How Arnold Worldwide is finding the next generation of comedy writers

Stock image of a group of comedy writers working on laptops.

The agency launched the Center for the Comedically Gifted residency program to discover talent from non-traditional backgrounds.

Comedy writing in advertising isn’t easy, but there’s plenty of people who could nail it — if only they were given the chance. 

In June, creative agency Arnold Worldwide launched the Arnold Institute for the Comedically Gifted residency program to find the next generation of comedy writers outside of the traditional talent pool. 

The creative agency, whose clients include Progressive Insurance, Cox Communications, HomeServe and DuckDuckGo, takes on more comedic briefs than other agencies. 

“We've always thought about the challenges of finding comedy writers because there's such nuance about what one finds funny or not,” Julianna Akuamoah, Arnold’s chief talent officer, told Campaign US.  “There's lots of funny people out there, but there's a specific kind of humor that we try to nail down for Progressive or some of our other accounts.”

The struggle to find comedy writers dovetailed into Arnold’s eagerness to attract talent from diverse backgrounds. 

“I'd been worried about how to staff funny campaigns, when the existing infrastructure to find people doesn't support it,” CCO Sean McBride said. “Then it dawned on me that the diversity discussion is the same. The lightning bolt for me was like, ‘I'm trying to solve the same problem in two different places, and maybe they're complimentary.”

Arnold’s comedy writing program is a paid, two-month residency that will select two residents to participate at a time. Residents will work on real client briefs and interact with different creative directors. 

The length of the program is flexible: participants can continue their residency beyond two months or have the opportunity to come on staff permanently, if there’s a fit. 

Arnold finds potential residents at improv schools, comedy shops and writers’ rooms around the U.S. The goal is to identify two residents every two months: one resident with experience and the other a budding writer. Interested residents can apply via

McBride welcomes finding full-time hires and cultivating long-term relationships with residents, but that’s not the only goal. 

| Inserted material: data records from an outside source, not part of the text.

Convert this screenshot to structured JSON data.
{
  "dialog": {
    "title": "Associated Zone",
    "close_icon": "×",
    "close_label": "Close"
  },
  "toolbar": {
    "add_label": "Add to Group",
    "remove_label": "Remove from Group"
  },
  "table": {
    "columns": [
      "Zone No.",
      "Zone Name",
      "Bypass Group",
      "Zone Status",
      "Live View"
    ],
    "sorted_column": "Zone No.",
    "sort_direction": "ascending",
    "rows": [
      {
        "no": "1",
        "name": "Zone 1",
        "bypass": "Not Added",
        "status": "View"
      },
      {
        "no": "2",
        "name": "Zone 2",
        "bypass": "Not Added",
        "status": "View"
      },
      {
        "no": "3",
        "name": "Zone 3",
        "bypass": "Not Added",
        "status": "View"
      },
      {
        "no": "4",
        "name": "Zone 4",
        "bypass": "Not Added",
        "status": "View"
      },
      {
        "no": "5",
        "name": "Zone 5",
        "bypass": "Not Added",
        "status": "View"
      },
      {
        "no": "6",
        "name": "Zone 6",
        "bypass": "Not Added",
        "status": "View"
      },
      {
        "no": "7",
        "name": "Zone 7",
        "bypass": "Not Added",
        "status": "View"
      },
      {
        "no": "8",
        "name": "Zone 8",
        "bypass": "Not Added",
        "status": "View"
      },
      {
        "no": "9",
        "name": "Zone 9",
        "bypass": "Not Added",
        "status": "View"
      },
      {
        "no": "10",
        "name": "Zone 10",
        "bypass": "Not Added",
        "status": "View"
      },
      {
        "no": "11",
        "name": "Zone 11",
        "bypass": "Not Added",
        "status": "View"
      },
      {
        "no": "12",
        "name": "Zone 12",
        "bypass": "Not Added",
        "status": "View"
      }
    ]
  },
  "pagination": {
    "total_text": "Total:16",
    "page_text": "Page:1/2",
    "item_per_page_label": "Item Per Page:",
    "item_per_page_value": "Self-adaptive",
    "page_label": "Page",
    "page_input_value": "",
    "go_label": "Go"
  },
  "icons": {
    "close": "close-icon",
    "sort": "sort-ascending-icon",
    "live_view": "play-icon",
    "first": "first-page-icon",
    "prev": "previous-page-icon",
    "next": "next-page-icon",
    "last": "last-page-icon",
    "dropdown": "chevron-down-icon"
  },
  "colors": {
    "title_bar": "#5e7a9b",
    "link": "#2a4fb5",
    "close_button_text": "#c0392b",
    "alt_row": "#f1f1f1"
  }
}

“If we get great ideas from emerging comedy voices that we wouldn't have gotten otherwise, and they develop a skill that might keep them employed as they try to make a living being a funny person, that’s a good outcome for me, too,” he said. 

The program is also a way to give diverse talent a seat at the writers’ room table.

“It's not just just about representation; it's about the end goal, which is to sit around a table and have all voices be heard in ways that reflect culture,” said Akuamoah. “If we don't have people in the room having conversations in deep, authentic ways about those audiences, we're not setting ourselves up for success.”